By the time reporter Esther Aliva was finishing her story that evening, we heard over the scanner that there had been a minor disturbance at the pumpkin patch that by that point had become the target of many angry and vicious comments on Facebook.
As we learned, kindergarten teachers at Summit Charter Academy had sent a note home to parents saying they were being denied a field trip to the patch because they spoke Spanish, which was not the case. The poorly written letter obviously, and if correct, rightfully, got people angry.
In speaking with both school people and the Changalas, we found the story to be a little different and was not a case of racism as some alleged. It was then, we decided to go against normal practice and we put the story on our website and on Facebook that night to hopefully quell some of the anger. Normally, we post stories for the next day after midnight, but we made an exception.

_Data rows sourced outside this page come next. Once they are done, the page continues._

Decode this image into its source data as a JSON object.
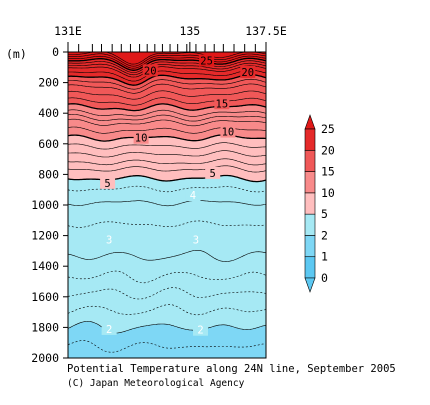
{
  "chart_data": {
    "type": "heatmap",
    "title": "Potential Temperature along 24N line, September 2005",
    "credit": "(C) Japan Meteorological Agency",
    "xlabel": "",
    "ylabel": "(m)",
    "xlim": [
      131,
      137.5
    ],
    "ylim": [
      2000,
      0
    ],
    "x_tick_labels": [
      {
        "x": 131,
        "label": "131E"
      },
      {
        "x": 135,
        "label": "135"
      },
      {
        "x": 137.5,
        "label": "137.5E"
      }
    ],
    "station_x": [
      131.35,
      131.8,
      132.1,
      132.45,
      132.75,
      133.05,
      133.35,
      133.6,
      133.85,
      134.1,
      134.35,
      134.6,
      134.9,
      135.2,
      135.5,
      135.8,
      136.1,
      136.45,
      136.8,
      137.15
    ],
    "y_ticks": [
      0,
      200,
      400,
      600,
      800,
      1000,
      1200,
      1400,
      1600,
      1800,
      2000
    ],
    "colorbar": {
      "levels": [
        0,
        1,
        2,
        5,
        10,
        15,
        20,
        25
      ],
      "colors": [
        "#5cc8f2",
        "#7ed7f5",
        "#a6e9f4",
        "#ffbebe",
        "#f88a8a",
        "#f05858",
        "#e52a2a"
      ],
      "under_color": "#5cc8f2",
      "over_color": "#e01818"
    },
    "contour_labels": [
      {
        "value": "25",
        "x": 135.55,
        "depth": 55
      },
      {
        "value": "20",
        "x": 133.7,
        "depth": 120
      },
      {
        "value": "20",
        "x": 136.9,
        "depth": 130
      },
      {
        "value": "15",
        "x": 136.05,
        "depth": 335
      },
      {
        "value": "10",
        "x": 133.4,
        "depth": 560
      },
      {
        "value": "10",
        "x": 136.25,
        "depth": 520
      },
      {
        "value": "5",
        "x": 132.3,
        "depth": 855
      },
      {
        "value": "5",
        "x": 135.75,
        "depth": 790
      },
      {
        "value": "4",
        "x": 135.1,
        "depth": 935
      },
      {
        "value": "3",
        "x": 132.35,
        "depth": 1225
      },
      {
        "value": "3",
        "x": 135.2,
        "depth": 1225
      },
      {
        "value": "2",
        "x": 132.35,
        "depth": 1810
      },
      {
        "value": "2",
        "x": 135.35,
        "depth": 1815
      }
    ]
  }
}
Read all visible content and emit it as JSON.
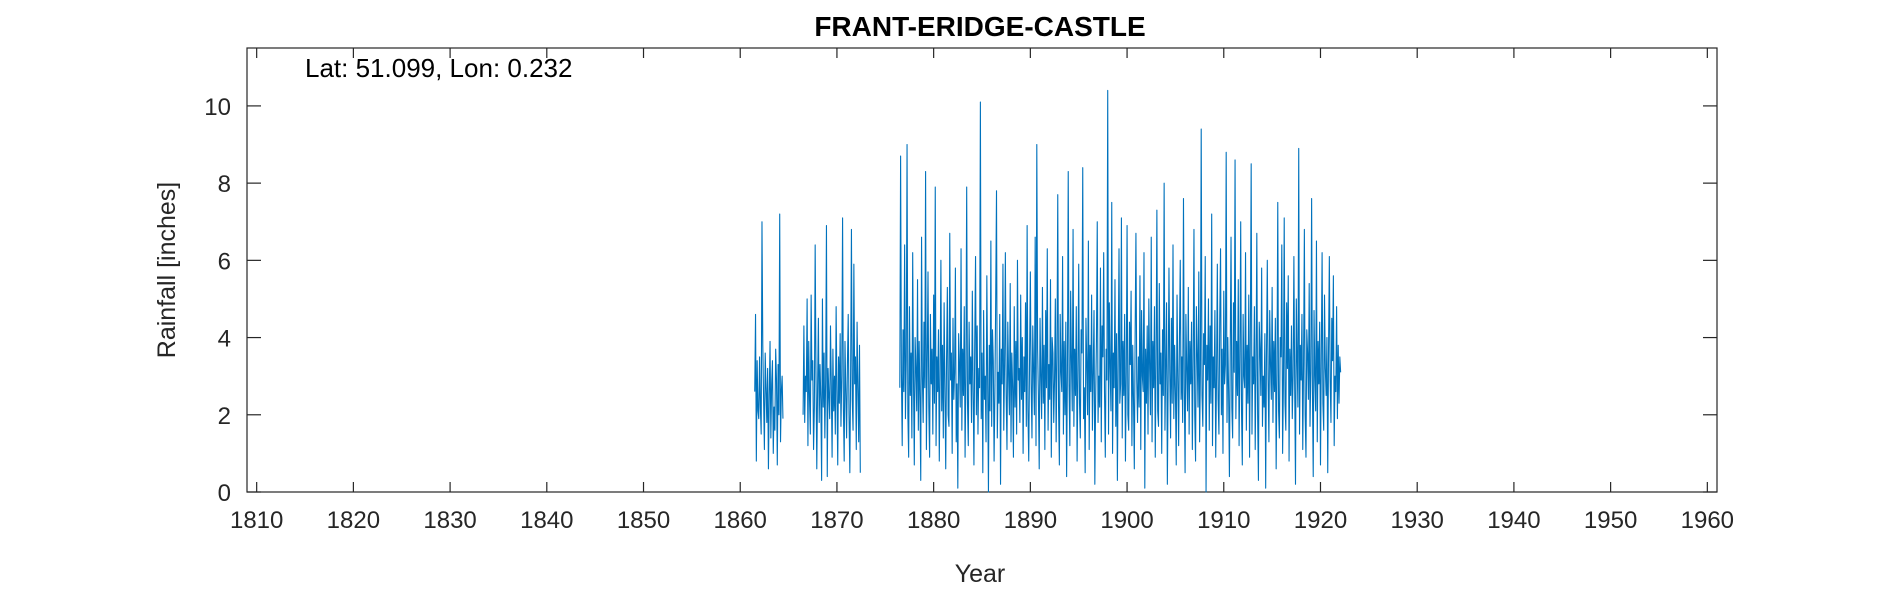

Well, it seemed to help and the next day the whole matter was resolved and the kindergarteners got their visit.
Another story that was difficult was the suicides of two young girls in this community over a span of 10 days. Newspapers typically do not report on suicides and there are several reasons for that. One, it is a devastating thing for a family. Second, suicide is usually a very private thing. And, more importantly, officials have said that one suicide can lead to another and we certainly do not want to contribute to another suicide.
However, two young lives lost in 10 days was simply too significant to ignore. The community needed to know, and more importantly needed to know what they could do to speak to their own children and what local schools were doing.
We take our responsibility in covering those type of stories very seriously and had held off on the first young girl’s death for the reasons I stated above. I hope we never have to report on any more young people taking their lives, but again, Esther Avila did a great job with the story.
The same is true with the pumpkin patch story. We take charges of racism very seriously and will fight against racism in any form. But, we also don’t want such allegations getting out of hand to where someone is injured or killed.
It was nice on Monday to get back to our annual Veterans Day coverage, even though the fire was another reminder of the other side of this business.